Invoicing

Due Date

The final date by which invoice payment must be received to avoid being considered late.

Definition

The due date is the deadline for payment on an invoice. It's calculated based on the invoice date plus the payment terms. For a Net 30 invoice dated January 1st, the due date would be January 31st. After this date, the payment is considered overdue and may be subject to late fees.

Due dates should be clearly displayed on every invoice. Many businesses highlight the due date prominently to avoid confusion. Some invoicing systems automatically calculate and display the due date based on your payment terms settings.

Why It Matters

Clear due dates eliminate ambiguity about when payment is expected. Without explicit due dates, clients may interpret "Net 30" differently (30 business days? 30 calendar days? From invoice date or receipt date?). A specific date removes this confusion.

Visible due dates also trigger urgency as they approach. Clients reviewing their accounts payable are more likely to prioritize invoices with imminent or passed due dates.

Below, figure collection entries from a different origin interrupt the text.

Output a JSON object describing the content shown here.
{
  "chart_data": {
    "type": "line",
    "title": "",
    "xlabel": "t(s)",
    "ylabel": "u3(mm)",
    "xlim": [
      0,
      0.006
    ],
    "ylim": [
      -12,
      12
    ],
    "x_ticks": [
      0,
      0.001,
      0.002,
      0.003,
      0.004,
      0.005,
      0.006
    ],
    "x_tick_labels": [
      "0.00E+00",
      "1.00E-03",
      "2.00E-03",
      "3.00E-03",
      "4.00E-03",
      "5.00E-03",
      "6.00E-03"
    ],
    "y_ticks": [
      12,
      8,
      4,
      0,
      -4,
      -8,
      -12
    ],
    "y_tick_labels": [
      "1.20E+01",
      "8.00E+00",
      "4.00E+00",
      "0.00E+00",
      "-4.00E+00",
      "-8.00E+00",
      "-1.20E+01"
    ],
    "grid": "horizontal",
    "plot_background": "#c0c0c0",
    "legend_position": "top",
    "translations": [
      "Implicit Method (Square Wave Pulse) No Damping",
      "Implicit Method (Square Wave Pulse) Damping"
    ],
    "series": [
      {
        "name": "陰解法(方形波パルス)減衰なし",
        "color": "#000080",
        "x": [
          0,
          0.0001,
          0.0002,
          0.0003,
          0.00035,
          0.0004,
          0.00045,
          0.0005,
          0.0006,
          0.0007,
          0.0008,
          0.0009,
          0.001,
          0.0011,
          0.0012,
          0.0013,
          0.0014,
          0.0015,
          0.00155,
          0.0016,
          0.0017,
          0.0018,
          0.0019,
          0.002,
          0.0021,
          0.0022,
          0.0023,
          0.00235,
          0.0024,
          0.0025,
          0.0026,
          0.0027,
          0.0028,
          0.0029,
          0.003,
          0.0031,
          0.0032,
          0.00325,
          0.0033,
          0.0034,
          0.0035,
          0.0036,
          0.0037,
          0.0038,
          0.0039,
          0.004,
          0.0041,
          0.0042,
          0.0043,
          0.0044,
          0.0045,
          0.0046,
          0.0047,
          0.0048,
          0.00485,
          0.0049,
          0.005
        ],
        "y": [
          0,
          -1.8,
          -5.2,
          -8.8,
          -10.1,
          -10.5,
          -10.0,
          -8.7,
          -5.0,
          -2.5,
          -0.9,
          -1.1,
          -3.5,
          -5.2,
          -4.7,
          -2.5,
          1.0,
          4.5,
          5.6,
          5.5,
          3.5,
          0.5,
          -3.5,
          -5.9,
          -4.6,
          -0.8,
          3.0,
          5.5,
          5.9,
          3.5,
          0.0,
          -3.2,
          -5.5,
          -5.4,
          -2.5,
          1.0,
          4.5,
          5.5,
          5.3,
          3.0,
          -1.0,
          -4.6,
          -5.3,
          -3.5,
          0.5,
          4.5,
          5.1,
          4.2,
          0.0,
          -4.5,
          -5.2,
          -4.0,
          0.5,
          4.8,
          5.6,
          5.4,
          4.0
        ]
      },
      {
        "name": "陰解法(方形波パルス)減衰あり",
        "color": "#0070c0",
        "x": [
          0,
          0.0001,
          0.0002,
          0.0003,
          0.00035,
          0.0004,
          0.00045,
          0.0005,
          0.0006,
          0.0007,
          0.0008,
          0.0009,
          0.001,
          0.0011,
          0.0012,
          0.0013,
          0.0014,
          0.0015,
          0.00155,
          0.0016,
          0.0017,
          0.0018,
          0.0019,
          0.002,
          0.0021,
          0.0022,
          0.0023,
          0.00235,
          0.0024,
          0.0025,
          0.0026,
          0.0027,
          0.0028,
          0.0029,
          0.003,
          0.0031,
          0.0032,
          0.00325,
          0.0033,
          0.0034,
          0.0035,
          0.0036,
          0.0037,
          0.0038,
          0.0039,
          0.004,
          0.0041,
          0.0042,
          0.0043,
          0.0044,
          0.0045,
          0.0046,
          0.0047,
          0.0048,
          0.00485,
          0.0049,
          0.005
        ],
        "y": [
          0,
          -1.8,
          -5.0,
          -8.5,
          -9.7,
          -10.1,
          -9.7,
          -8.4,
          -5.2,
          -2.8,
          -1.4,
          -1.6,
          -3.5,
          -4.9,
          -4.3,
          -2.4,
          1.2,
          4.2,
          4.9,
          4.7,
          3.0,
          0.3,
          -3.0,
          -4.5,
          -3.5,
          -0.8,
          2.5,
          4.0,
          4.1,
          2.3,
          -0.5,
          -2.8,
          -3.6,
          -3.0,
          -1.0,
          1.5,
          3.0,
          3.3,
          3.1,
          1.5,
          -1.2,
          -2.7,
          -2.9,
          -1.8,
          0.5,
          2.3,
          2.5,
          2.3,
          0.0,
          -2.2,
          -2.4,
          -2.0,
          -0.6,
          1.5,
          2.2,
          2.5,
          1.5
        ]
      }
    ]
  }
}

This visibility directly impacts how quickly you get paid.

Examples

  • 1

    An invoice displays "Due Date: February 15, 2024" prominently in red, leaving no ambiguity about when payment is expected.

  • 2

    A small business sends automatic reminders 7 days before, 1 day before, and on the due date.

  • 3

    A contractor highlights that payments received after the due date are subject to a 1.5% monthly late fee.